LOVE GODDESS OF THE CANNIBALS

I THINK I'M TRAPPED IN THE LOOP OF SMUT HERE. CONTAINS SOME SPOILERS

Yet more filth. I know, it's my fault for adding it to the queue in the first place. And yet despite it being directed by the legendary useless Joe D'Amato (aka Aristide Massacessi, aka several dozen other false names) I enjoyed it a bit more than the sleaze offerings they've sent me recently. D'Amato generally seems to be a very slightly better filmmaker than Jess Franco, and similarly obsessed with ladies' parts. Thanks to some nice locations in the Dominican Republic and a lounge score by veteran Stelvio Cipriani, it's actually verging on the tolerable despite acres of flesh and much shaking of booty.

The Love Goddess of the Cannibals of the title is Papaya, a hotel maid and activist in the campaign to stop the building of a nuclear reactor. You don't have to wait long for the degeneracy to kick off: five minutes in and Papaya castrates one of the engineers with her teeth before two of her associates set fire to his beach shack. When Vincent, another reactor engineer arrives, he meets up with his vacationing reporter girlfriend Sarah and the two of them are led by the mysterious Papaya to something called The Round Stone: the centrepiece of an annual village festival that incorporates blood drinking, disembowelling pigs, human sacrifice and nude dancing. Yes: rather than the usual strategy of speeches, demonstrations, leaflets and propaganda, Papaya's somewhat unusual methods of social awareness, environmentalism and proletariat revolution involve bringing the reactor's engineers to a sacrifice and orgy, then seducing them and murdering them. And wandering around in the nude.

The movie wastes no opportunities to get either or both of its female leads out of their clothes, separately or together. There's some occasional male nudity as well, though the actual sex scenes are all strictly softcore. Given D'Amato's reputation for bad movies, the relentless tide of boobs and bums, and the ludicrously overlong scene in which Sarah and Vincent wander through the deserted shanty town (the sets look the same as the ones in the tasteless Ratman), it's surprising that the movie is only occasionally boring.
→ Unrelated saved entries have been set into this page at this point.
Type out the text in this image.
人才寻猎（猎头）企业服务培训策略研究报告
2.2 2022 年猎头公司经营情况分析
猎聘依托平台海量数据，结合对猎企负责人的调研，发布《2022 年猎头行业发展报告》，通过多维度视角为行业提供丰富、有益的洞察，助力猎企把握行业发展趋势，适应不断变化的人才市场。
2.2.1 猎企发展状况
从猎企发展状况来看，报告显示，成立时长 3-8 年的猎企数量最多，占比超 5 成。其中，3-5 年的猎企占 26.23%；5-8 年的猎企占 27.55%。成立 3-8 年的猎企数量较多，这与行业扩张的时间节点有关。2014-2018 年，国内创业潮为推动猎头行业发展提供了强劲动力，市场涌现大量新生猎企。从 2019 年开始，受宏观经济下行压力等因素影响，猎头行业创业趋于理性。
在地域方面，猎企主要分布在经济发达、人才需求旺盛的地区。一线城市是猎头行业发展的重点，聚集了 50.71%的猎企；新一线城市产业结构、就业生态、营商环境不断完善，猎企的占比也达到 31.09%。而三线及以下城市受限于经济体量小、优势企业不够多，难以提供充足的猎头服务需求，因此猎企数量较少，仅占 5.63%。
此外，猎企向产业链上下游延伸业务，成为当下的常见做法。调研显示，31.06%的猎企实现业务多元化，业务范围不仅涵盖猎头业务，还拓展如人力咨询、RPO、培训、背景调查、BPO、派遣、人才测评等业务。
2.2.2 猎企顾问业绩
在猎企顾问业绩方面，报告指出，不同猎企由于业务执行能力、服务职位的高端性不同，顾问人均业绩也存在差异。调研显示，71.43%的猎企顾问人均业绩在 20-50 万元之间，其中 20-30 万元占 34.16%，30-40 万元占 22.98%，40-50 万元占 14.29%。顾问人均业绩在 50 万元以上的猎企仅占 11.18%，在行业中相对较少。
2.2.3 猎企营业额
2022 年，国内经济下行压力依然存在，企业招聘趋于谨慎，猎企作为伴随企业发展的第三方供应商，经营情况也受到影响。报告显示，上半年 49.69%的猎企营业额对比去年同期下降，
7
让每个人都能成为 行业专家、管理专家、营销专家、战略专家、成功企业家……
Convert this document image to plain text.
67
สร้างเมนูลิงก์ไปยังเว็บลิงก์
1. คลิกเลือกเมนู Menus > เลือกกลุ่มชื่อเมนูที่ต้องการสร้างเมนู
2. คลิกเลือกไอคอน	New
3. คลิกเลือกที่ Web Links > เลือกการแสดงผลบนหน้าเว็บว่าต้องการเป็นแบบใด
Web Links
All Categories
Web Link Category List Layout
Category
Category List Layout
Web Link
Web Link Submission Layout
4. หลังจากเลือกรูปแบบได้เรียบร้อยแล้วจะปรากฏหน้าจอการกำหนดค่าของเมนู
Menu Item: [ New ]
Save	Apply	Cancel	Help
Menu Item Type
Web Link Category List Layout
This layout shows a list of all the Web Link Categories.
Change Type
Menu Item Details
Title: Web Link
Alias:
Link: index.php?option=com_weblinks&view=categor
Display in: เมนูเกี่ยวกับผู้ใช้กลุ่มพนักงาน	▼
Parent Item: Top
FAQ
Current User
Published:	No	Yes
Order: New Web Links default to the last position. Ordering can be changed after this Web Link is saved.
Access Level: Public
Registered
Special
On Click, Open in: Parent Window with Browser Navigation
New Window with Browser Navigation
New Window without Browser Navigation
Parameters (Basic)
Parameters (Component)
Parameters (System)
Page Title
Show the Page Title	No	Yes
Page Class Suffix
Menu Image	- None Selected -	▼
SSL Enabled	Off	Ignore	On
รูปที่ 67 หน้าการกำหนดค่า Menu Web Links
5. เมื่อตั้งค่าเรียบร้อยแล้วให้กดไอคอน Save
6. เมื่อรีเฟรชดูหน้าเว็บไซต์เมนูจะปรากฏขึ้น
Despite one brief heart-eating at the sacrifice, there are no cannibals (unless you count the castration at the start), and Papaya is not a goddess, so the title is really a lie on two fronts. And let's be honest: it is rubbish. But it's not completely terrible rubbish. I'm just hoping that they now send me something in which the main characters keep their skimpies on at least.